Singkat cerita, Fulan dihukum. Ia dibawa menuju tempat penyiksaan dengan kondisi tangan terikat. Sedang jenazah Fulanah ditempatkan di sebuah papan kayu. Ketika, lehernya akan dibelenggu untuk kemudian dieksekusi, Fulan berdoa kepada Allah SWT.
“Wahai Zat yang mengetahui segala rahasia,” kata Fulan penuh penghayatan.
Tiba-tiba ada suara menjawabnya, “Hentikan doamu!. Penduduk langit menangis melihatmu. Jika kamu terus berdoa, niscaya langit akan berguncang”.

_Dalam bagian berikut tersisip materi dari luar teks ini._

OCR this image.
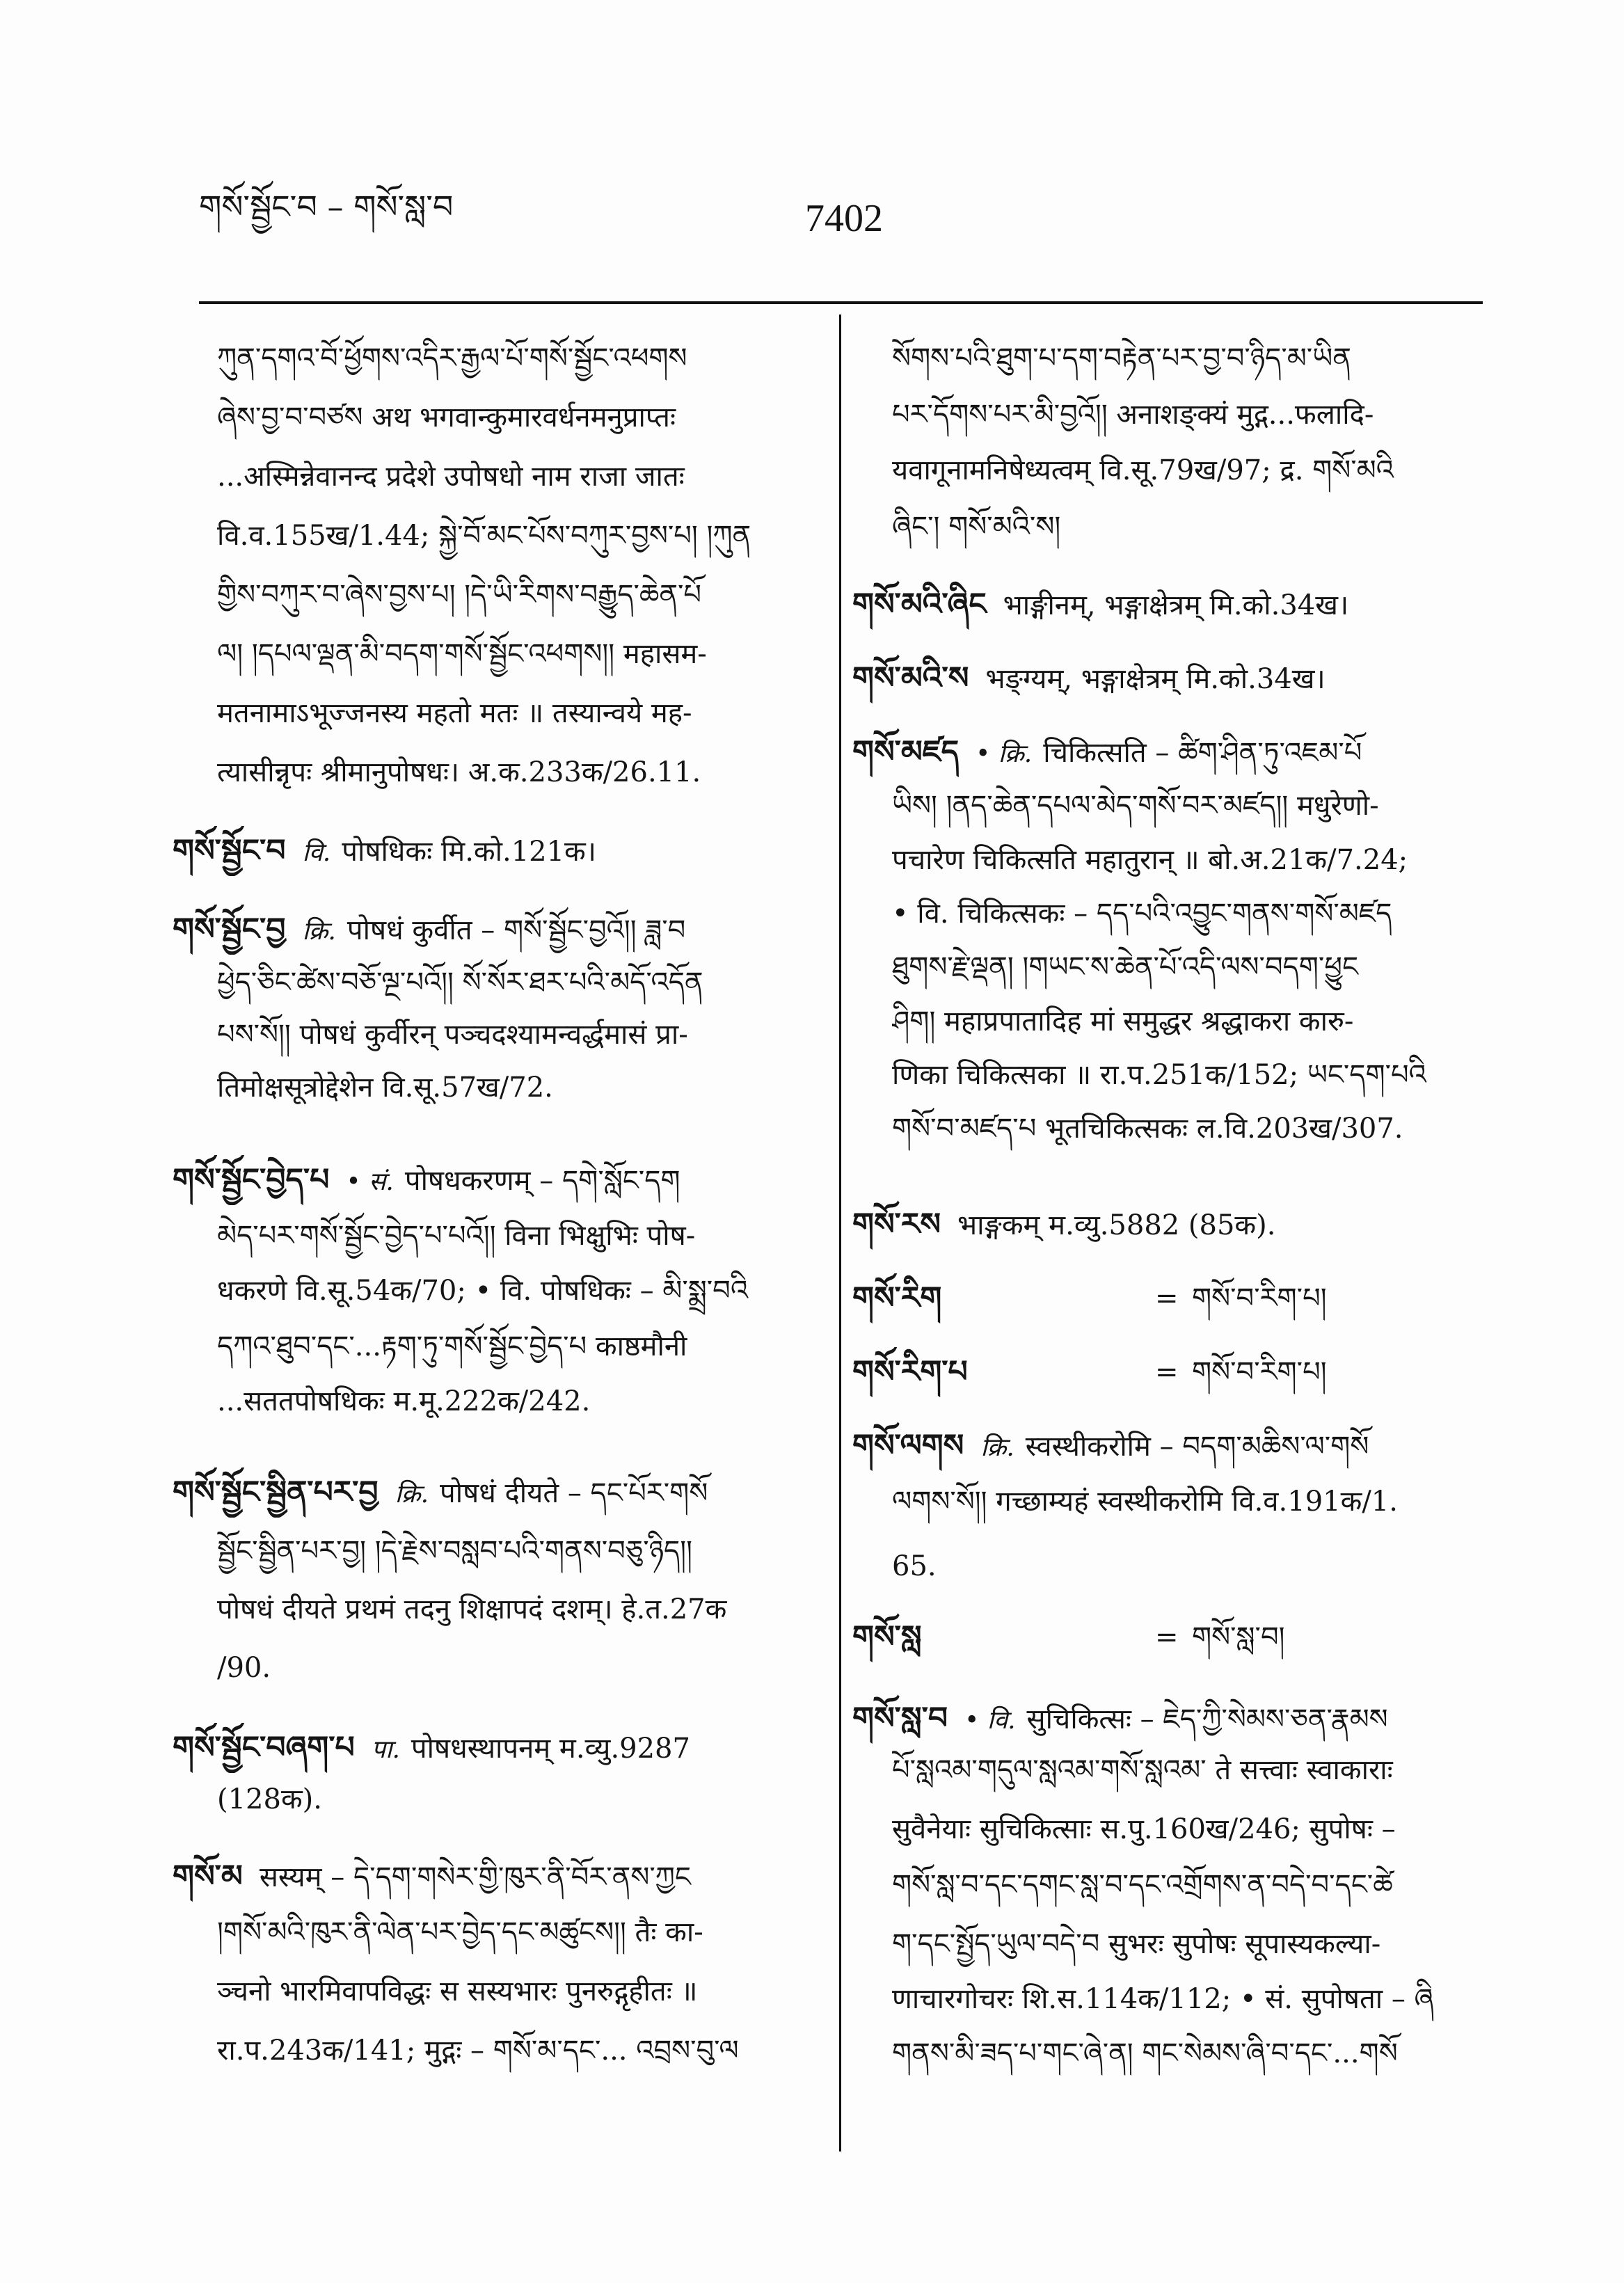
གསོ་སྦྱོང་བ – གསོ་སླ་བ	7402
ཀུན་དགའ་བོ་ཕྱོགས་འདིར་རྒྱལ་པོ་གསོ་སྦྱོང་འཕགས
ཞེས་བྱ་བ་བཙས अथ भगवान्कुमारवर्धनमनुप्राप्तः
...अस्मिन्नेवानन्द प्रदेशे उपोषधो नाम राजा जातः
वि.व.155ख/1.44; སྐྱེ་བོ་མང་པོས་བཀུར་བྱས་པ། །ཀུན
གྱིས་བཀུར་བ་ཞེས་བྱས་པ། །དེ་ཡི་རིགས་བརྒྱུད་ཆེན་པོ
ལ། །དཔལ་ལྡན་མི་བདག་གསོ་སྦྱོང་འཕགས།། महासम-
मतनामाऽभूज्जनस्य महतो मतः ॥ तस्यान्वये मह-
त्यासीन्नृपः श्रीमानुपोषधः। अ.क.233क/26.11.
གསོ་སྦྱོང་བ वि. पोषधिकः मि.को.121क।
གསོ་སྦྱོང་བྱ क्रि. पोषधं कुर्वीत – གསོ་སྦྱོང་བྱའོ།། ཟླ་བ
ཕྱེད་ཅིང་ཚེས་བཅོ་ལྔ་པའོ།། སོ་སོར་ཐར་པའི་མདོ་འདོན
པས་སོ།། पोषधं कुर्वीरन् पञ्चदश्यामन्वर्द्धमासं प्रा-
तिमोक्षसूत्रोद्देशेन वि.सू.57ख/72.
གསོ་སྦྱོང་བྱེད་པ • सं. पोषधकरणम् – དགེ་སློང་དག
མེད་པར་གསོ་སྦྱོང་བྱེད་པ་པའོ།། विना भिक्षुभिः पोष-
धकरणे वि.सू.54क/70; • वि. पोषधिकः – མི་སྨྲ་བའི
དཀའ་ཐུབ་དང་...རྟག་ཏུ་གསོ་སྦྱོང་བྱེད་པ काष्ठमौनी
...सततपोषधिकः म.मू.222क/242.
གསོ་སྦྱོང་སྦྱིན་པར་བྱ क्रि. पोषधं दीयते – དང་པོར་གསོ
སྦྱོང་སྦྱིན་པར་བྱ། །དེ་རྗེས་བསླབ་པའི་གནས་བཅུ་ཉིད།།
पोषधं दीयते प्रथमं तदनु शिक्षापदं दशम्। हे.त.27क
/90.
གསོ་སྦྱོང་བཞག་པ पा. पोषधस्थापनम् म.व्यु.9287
(128क).
གསོ་མ सस्यम् – དེ་དག་གསེར་གྱི་ཁུར་ནི་བོར་ནས་ཀྱང
།གསོ་མའི་ཁུར་ནི་ལེན་པར་བྱེད་དང་མཚུངས།། तैः का-
ञ्चनो भारमिवापविद्धः स सस्यभारः पुनरुद्गृहीतः ॥
रा.प.243क/141; मुद्गः – གསོ་མ་དང་... འབྲས་བུ་ལ
སོགས་པའི་ཐུག་པ་དག་བརྟེན་པར་བྱ་བ་ཉིད་མ་ཡིན
པར་དོགས་པར་མི་བྱའོ།། अनाशङ्क्यं मुद्ग...फलादि-
यवागूनामनिषेध्यत्वम् वि.सू.79ख/97; द्र. གསོ་མའི
ཞིང་། གསོ་མའི་ས།
གསོ་མའི་ཞིང भाङ्गीनम्, भङ्गाक्षेत्रम् मि.को.34ख।
གསོ་མའི་ས भङ्ग्यम्, भङ्गाक्षेत्रम् मि.को.34ख।
གསོ་མཛད • क्रि. चिकित्सति – ཚིག་ཤིན་ཏུ་འཇམ་པོ
ཡིས། །ནད་ཆེན་དཔལ་མེད་གསོ་བར་མཛད།། मधुरेणो-
पचारेण चिकित्सति महातुरान् ॥ बो.अ.21क/7.24;
• वि. चिकित्सकः – དད་པའི་འབྱུང་གནས་གསོ་མཛད
ཐུགས་རྗེ་ལྡན། །གཡང་ས་ཆེན་པོ་འདི་ལས་བདག་ཕྱུང
ཤིག། महाप्रपातादिह मां समुद्धर श्रद्धाकरा कारु-
णिका चिकित्सका ॥ रा.प.251क/152; ཡང་དག་པའི
གསོ་བ་མཛད་པ भूतचिकित्सकः ल.वि.203ख/307.
གསོ་རས भाङ्गकम् म.व्यु.5882 (85क).
གསོ་རིག	= གསོ་བ་རིག་པ།
གསོ་རིག་པ	= གསོ་བ་རིག་པ།
གསོ་ལགས क्रि. स्वस्थीकरोमि – བདག་མཆིས་ལ་གསོ
ལགས་སོ།། गच्छाम्यहं स्वस्थीकरोमि वि.व.191क/1.
65.
གསོ་སླ	= གསོ་སླ་བ།
གསོ་སླ་བ • वि. सुचिकित्सः – ཇེད་ཀྱི་སེམས་ཅན་རྣམས
པོ་སླའམ་གདུལ་སླའམ་གསོ་སླའམ་ ते सत्त्वाः स्वाकाराः
सुवैनेयाः सुचिकित्साः स.पु.160ख/246; सुपोषः –
གསོ་སླ་བ་དང་དགང་སླ་བ་དང་འགྲོགས་ན་བདེ་བ་དང་ཚེ
ག་དང་སྤྱོད་ཡུལ་བདེ་བ सुभरः सुपोषः सूपास्यकल्या-
णाचारगोचरः शि.स.114क/112; • सं. सुपोषता – ཞི
གནས་མི་ཟད་པ་གང་ཞེ་ན། གང་སེམས་ཞི་བ་དང་...གསོ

Dalam keadaan sedih seperti itu, tiba-tiba Allah mengembalikan ruh Fulanah kepada jenazahnya. Fulanah hidup lagi dan berkata, “Fulan itu terdzalimi. Ia tak berzina denganku. Sungguh, aku masih perawan”.
Tak lupa, Fulanah menceritakan apa saja yang ia lihat. Para pasukan pun segera mengecek tangan Fulan. Ternyata, benar. Mereka menemukan telapak tangan Fulan benar-benar terbakar.
Pemimpin negeri segera menyatakan penyesalan atas keputusannya yang salah. Tak lama setelah itu, Fulan menjerit dan kemudian meninggal dunia. Pun demikian dengan Fulanah. Ia juga akhirnya meninggal dunia untuk kedua kali dan selamanya. Mereka berdua dikubur bersamaan. Waallahu a’lam.
Kisah ini terdapat dalam kitab an-Nawadir karya Ahmad Syihabuddin al-Qalyubi. Lewat kisah ini kita bisa belajar banyak hal. Salah satunya adalah selama kita yakin bahwa yang sedang kita lakukan itu benar, maka hendaknya tak ada rasa khawatir dan takut sama sekali. Innalla ma’ana. Allah bersama kita. Wallahu a’lam.
Sumber Kisah:
Al-Qalyubi, Ahmad Shihabuddin bin Salamah. an-Nawadir. Kairo: Musthafa al-Babiy, 1955.